The problem is that it's true - sort of. The way it was taught to me at school was 'absence of proof is not proof of absence.'
The difference is vastly important. Scientists must be cautious of tossing around the word 'proof' too easily. Proof is something science rarely deals with. Science most often simply works on evidence.
As a good example, consider the solar system. Whilst science has gathered so much evidence that the sun is in the centre and the planets - including the Earth - orbit around it that it would be perverse in the extreme to claim anything else, science has not yet 'proved' this to be true. The orbital model of the solar system is a theory. A theory which is supported by a mountain of extremely persuasive evidence and backed up by every possible observation, but a theory nonetheless.
So, does absence of evidence ever mean anything?
Yes. Oh yes. Often, absence of evidence can be every bit as meaningful as the presence of evidence, especially when one can reasonably expect to find such.
For example, as above, The Bible is supposed to be an accounting of the entire history of the world. We know dinosaurs existed, so if both are true, one has a reasonable expectation that these creatures would be mentioned somewhere. Anywhere. Big lizards. Big honking lizards. Big honking lizards, some of which would view humans as a tasty snack. Big honking lizards eating people and crushing things every time they sit down. Oh yeah, we can be reasonably sure that any real eyewitness account of the history of the planet would mention a few of those.

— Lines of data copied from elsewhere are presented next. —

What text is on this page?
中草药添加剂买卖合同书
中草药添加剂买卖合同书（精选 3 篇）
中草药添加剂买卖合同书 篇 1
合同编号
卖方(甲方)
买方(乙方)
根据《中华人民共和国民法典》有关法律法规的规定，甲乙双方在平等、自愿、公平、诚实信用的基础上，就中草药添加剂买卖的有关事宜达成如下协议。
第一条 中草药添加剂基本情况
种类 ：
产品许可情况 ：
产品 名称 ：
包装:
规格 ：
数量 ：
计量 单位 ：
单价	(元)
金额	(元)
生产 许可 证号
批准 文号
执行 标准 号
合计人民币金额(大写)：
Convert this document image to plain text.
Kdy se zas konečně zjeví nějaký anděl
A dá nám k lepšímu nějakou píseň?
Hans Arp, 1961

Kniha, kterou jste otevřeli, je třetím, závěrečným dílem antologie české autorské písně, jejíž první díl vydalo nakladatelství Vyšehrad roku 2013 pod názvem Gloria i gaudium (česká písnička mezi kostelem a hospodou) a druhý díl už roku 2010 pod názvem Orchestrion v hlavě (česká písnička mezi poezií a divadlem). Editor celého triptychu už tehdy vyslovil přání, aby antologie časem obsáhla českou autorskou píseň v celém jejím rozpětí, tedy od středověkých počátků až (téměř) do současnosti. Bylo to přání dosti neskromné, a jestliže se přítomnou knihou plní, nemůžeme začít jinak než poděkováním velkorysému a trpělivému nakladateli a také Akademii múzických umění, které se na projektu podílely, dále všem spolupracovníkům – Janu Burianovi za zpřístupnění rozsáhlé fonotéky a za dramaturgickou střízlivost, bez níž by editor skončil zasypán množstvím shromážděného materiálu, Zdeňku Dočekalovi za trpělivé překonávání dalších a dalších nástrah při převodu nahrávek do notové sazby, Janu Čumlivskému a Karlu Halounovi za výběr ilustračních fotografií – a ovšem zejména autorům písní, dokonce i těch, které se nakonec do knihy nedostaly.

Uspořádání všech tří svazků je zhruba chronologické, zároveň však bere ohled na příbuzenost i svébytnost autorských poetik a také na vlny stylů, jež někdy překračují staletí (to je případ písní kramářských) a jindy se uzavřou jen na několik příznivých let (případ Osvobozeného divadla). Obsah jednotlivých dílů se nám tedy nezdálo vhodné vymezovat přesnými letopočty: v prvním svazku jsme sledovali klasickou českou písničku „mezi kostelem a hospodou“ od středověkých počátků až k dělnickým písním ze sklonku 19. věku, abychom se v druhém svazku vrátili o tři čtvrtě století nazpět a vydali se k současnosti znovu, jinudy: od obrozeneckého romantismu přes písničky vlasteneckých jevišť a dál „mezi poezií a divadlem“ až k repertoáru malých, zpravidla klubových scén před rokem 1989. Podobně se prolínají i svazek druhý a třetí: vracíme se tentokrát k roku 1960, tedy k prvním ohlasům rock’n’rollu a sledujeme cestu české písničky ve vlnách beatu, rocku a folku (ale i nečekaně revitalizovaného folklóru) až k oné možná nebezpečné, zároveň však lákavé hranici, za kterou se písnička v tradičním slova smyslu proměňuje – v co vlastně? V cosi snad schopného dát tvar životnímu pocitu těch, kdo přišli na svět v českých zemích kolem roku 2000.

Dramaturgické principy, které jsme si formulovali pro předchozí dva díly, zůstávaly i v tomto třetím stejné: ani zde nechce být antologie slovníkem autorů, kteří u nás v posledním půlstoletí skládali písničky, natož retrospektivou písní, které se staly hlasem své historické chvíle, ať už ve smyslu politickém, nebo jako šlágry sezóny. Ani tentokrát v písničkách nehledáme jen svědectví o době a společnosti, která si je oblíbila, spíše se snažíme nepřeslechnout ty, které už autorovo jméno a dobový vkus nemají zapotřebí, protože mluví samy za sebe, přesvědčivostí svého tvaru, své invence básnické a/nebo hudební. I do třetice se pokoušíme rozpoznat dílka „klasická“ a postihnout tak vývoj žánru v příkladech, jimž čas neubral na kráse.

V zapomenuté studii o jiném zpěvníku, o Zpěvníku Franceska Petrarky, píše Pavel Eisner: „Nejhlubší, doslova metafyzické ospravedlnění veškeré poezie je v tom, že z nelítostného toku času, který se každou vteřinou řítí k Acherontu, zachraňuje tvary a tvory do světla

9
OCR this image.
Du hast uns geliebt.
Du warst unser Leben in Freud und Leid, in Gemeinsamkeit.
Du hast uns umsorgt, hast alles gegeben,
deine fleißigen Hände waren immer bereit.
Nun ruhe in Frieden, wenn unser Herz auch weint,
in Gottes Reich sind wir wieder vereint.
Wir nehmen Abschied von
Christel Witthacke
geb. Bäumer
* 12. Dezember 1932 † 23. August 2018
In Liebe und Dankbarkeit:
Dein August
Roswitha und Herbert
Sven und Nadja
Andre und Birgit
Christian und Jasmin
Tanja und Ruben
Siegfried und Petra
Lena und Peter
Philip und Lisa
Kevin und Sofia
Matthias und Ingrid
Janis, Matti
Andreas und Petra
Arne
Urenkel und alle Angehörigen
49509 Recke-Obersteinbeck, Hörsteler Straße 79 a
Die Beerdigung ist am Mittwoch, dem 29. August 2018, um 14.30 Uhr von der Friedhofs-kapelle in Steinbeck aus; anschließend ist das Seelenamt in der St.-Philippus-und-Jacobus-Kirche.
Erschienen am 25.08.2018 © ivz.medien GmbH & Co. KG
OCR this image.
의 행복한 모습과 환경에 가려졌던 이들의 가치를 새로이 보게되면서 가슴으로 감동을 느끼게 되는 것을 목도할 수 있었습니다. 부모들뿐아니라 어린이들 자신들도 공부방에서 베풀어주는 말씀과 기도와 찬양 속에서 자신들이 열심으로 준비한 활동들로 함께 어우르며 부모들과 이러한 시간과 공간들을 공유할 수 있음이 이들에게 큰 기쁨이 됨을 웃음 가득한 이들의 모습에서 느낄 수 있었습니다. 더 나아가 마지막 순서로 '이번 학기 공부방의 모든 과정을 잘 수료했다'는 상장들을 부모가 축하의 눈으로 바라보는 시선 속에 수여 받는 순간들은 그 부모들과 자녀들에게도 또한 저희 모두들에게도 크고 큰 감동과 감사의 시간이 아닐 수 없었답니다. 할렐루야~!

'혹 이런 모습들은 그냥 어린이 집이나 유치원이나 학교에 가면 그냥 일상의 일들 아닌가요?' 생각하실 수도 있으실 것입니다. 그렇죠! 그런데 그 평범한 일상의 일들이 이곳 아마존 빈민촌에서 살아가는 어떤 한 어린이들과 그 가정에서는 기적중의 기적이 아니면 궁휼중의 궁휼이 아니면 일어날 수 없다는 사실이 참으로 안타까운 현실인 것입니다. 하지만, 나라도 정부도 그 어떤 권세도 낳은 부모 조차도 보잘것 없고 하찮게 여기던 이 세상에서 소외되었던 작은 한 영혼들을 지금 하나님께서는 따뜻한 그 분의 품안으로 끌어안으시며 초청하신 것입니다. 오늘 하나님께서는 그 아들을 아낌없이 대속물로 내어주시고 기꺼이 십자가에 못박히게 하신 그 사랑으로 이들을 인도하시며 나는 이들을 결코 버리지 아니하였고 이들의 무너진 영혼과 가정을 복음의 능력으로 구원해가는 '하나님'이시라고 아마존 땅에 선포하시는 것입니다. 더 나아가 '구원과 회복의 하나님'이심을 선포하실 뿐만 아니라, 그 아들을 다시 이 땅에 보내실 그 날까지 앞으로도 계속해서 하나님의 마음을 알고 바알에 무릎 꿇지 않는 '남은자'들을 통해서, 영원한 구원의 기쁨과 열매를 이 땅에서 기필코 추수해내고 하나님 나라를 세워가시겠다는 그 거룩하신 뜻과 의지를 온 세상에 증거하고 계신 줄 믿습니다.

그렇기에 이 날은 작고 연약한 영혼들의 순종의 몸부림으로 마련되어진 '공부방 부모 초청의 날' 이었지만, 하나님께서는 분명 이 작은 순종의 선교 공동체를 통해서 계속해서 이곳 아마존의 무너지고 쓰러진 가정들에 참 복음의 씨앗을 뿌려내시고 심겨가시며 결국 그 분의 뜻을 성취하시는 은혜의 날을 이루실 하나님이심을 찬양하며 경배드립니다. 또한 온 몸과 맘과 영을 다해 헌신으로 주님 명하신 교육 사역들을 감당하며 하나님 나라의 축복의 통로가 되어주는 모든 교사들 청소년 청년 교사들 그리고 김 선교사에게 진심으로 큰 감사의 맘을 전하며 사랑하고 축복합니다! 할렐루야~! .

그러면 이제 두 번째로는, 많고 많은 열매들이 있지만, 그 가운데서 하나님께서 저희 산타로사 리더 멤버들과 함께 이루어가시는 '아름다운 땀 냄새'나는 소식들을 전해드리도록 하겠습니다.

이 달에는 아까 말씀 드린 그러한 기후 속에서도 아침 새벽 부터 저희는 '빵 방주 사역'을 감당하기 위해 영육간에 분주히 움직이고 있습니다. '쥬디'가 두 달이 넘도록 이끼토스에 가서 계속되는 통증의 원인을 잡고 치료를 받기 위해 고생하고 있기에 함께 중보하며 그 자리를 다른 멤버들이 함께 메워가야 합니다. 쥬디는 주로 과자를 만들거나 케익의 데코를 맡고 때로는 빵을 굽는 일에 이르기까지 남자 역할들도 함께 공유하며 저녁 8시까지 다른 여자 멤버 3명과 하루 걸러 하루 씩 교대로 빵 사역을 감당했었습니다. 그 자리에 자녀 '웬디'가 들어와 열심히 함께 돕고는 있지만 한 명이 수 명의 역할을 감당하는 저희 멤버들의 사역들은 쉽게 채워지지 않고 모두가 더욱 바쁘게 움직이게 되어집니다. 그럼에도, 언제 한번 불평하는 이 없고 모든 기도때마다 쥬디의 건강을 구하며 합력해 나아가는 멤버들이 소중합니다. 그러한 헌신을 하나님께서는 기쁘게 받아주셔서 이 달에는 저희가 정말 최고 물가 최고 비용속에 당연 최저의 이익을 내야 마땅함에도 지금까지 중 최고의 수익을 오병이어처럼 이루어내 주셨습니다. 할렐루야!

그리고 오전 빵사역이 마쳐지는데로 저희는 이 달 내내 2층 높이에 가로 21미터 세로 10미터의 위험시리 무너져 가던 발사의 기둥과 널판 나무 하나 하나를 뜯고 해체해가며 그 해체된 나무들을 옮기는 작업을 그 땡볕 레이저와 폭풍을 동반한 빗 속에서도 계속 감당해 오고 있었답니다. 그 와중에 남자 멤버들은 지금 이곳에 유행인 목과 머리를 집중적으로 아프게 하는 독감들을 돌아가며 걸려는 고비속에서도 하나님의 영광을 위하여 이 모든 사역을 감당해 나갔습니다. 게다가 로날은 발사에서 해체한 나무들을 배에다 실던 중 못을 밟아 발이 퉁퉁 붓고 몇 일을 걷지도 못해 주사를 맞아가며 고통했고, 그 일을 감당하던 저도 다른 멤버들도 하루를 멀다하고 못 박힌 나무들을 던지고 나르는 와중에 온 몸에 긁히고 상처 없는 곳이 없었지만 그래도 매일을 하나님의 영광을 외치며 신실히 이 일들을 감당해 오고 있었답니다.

Or the event that - theory has it - wiped them out. We have proof that, many thousands of years ago, this planet often got hit by Very Large Rocks From Space. Some of these VLRFSs were so huge that the dust and ash the impact threw up blotted out the sun for months.
And the bible does not mention these.
On a more scientific note, absence of evidence is meaningful in many ways. When using an ammeter to measure electric current, a measurement of 0 amps is taken to mean 'no current is flowing'. Nobody in their right mind would declare 'there may or may not be a current which we cannot detect for some reason (possibly through Intelligent Electron Moving) so we cannot say for certain that there is no current.'
No, there's no current. Get over it.
There is a complete lack of evidence for a trillion-ton bar of chocolate orbiting Saturn. Should we assume, just to be on the safe side, that such a chocolate bar exists?
This post is dedicated to the Invisible Pink Unicorn, bless her holy hooves.
1 comment:
I live in South Korea.
While I was searching something on the web concerning the phrase "Absence of evidence is not evidence of absence.", I found your blog and read your posting, "Absence of evidence".
It was very interesting to me and much more logically true than theist's insistence, in the limit of my knowledge reach. I want to post your writing on my blog in both English and Korean, if you allow anybody to.